Both St. Helena Hospital and Kaiser offer tubal ligations at the time of C-section, laparoscopically as a same-day surgery, and as a non-surgical office procedure.
The nonsurgical procedure, called the Essure method, is done without incisions, by inserting small coils into the fallopian tubes, said Tracy Flanagan, director of women’s health for Kaiser Permanente Northern California. These coils, over several months, block the tubes, Flanagan said.
Dr. Jerome Solomon, whose ob-gyn practice joined Clinic Ole in January 2011, said there are no real health impacts in delaying tubal ligation surgeries after a C-section in a hospital. The patient would just have to schedule another procedure, which could be either laparoscopic or the Essure method.

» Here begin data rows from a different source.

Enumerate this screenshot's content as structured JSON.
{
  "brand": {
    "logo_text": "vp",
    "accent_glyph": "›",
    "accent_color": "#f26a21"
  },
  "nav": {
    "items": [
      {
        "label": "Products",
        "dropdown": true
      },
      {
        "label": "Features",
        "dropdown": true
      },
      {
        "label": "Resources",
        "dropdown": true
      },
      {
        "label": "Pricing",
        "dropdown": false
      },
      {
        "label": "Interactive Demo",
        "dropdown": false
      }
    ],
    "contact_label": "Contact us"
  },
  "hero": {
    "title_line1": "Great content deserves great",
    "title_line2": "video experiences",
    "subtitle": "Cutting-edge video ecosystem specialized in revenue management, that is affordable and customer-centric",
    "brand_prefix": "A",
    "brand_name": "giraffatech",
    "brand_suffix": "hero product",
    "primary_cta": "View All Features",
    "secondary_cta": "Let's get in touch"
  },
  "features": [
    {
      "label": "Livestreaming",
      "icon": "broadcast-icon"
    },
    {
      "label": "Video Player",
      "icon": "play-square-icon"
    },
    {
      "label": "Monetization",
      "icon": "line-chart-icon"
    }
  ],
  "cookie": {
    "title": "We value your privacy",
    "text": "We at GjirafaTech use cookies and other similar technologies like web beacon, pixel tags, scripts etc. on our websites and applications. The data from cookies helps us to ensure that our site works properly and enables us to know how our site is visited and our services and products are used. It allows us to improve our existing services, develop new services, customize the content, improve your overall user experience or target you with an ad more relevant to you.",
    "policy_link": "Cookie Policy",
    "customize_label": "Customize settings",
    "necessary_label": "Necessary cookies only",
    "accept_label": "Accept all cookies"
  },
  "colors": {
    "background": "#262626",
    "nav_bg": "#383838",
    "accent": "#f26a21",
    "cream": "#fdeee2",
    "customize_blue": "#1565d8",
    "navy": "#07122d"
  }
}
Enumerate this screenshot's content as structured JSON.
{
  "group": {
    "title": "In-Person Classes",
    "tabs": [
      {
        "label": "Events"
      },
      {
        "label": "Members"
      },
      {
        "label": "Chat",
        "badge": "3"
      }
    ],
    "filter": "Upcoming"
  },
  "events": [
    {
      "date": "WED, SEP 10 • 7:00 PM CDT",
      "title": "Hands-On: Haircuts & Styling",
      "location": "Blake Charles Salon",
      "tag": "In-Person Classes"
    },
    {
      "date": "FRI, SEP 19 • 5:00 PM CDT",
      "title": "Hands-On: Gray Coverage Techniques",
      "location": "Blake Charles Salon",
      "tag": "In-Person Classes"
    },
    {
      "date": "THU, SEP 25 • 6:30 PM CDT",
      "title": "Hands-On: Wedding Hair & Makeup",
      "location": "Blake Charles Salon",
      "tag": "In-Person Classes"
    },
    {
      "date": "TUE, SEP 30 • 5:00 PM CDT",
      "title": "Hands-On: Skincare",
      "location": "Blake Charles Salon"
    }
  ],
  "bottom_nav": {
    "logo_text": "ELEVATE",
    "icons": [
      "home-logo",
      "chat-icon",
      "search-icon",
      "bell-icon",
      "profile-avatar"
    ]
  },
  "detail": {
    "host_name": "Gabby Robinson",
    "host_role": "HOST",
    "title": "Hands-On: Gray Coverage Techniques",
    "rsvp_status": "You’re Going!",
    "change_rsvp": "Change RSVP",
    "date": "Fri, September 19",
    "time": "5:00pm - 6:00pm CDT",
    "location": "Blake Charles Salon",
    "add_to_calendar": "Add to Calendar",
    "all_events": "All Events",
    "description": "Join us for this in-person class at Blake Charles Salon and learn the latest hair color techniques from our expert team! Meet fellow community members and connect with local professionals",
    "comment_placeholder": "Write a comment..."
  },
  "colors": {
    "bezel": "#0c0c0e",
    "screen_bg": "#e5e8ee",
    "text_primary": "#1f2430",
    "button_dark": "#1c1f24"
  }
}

His practice does two to three non-surgical tubal ligations per month, Solomon said. One of the drawbacks to Essure is it s not immediately effective like the laparoscopic surgery, which uses a thin, lighted tube put through an incision in the belly. With Essure, the patient must wait three months and then follow up with an X-ray, while laparoscopic surgery is effective immediately, he said.
“But Essure can be done in the medical office, and the patient is fine the next day, so she can return to work quickly,” he said. “The surgical procedure requires more recovery time. It’s a matter of preference.”